Sunday, November 25, 2012
Furness Steel Beam Drawing
Frank Furness is one of the first architects to push the steel beam out of the invisible interiors of engineering and into the public exteriors of architectural expression. In earlier posts, I had began tracing a steel-beam vernacular as it developed in the Philadelphia area, courtesy of Furness's wider influence during the 1870s.
This Thanksgiving, I am incredibly thankful for having seen the earliest graphic manifestation of the marriage between traditional masonry and steel construction. This is a drawing by Frank Furness and George Hewitt of the Pennsylvania Academy of Fine Arts building showing a section through the antique galleries. The drawing (no. 1876.6.26) is currently on view at PaFA. It is the Mother Drawing of steel beam vernacular.
My sketch here copies the relevant juncture. Furness used violet to mark the poche of a section, following a Beaux-Arts convention. His choice to demarcate the steel in blue ink, however, is new. One can only speculate on Furness's reasons for blue, but I cannot help to consider the synesthetic connotations of temperature and cold neutrality.

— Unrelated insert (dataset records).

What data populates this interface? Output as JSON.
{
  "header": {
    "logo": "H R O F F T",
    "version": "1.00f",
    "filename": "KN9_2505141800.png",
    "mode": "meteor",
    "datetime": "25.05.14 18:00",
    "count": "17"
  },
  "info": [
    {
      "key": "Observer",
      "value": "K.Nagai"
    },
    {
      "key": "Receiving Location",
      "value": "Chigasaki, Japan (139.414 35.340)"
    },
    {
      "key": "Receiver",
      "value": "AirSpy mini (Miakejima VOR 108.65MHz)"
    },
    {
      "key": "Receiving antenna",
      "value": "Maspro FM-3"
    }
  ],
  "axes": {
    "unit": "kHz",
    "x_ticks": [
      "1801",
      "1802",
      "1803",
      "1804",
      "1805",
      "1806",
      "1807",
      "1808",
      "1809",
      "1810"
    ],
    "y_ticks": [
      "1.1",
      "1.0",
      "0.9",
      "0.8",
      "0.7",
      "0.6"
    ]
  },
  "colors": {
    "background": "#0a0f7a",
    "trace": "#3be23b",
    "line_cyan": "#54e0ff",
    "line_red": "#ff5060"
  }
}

As my collaborators in Greece know, I have also been tracing the emergence of a steel-beam vernacular in the "traditional" architecture of Greece, which I hope to argue was wonderfully receptive of modernity before academic Modernism. There is no causal connection between steel beam vernacular in Philadelphia and rural Greece, but both represent a fascinating and undocumented phenomenon of unofficial integration.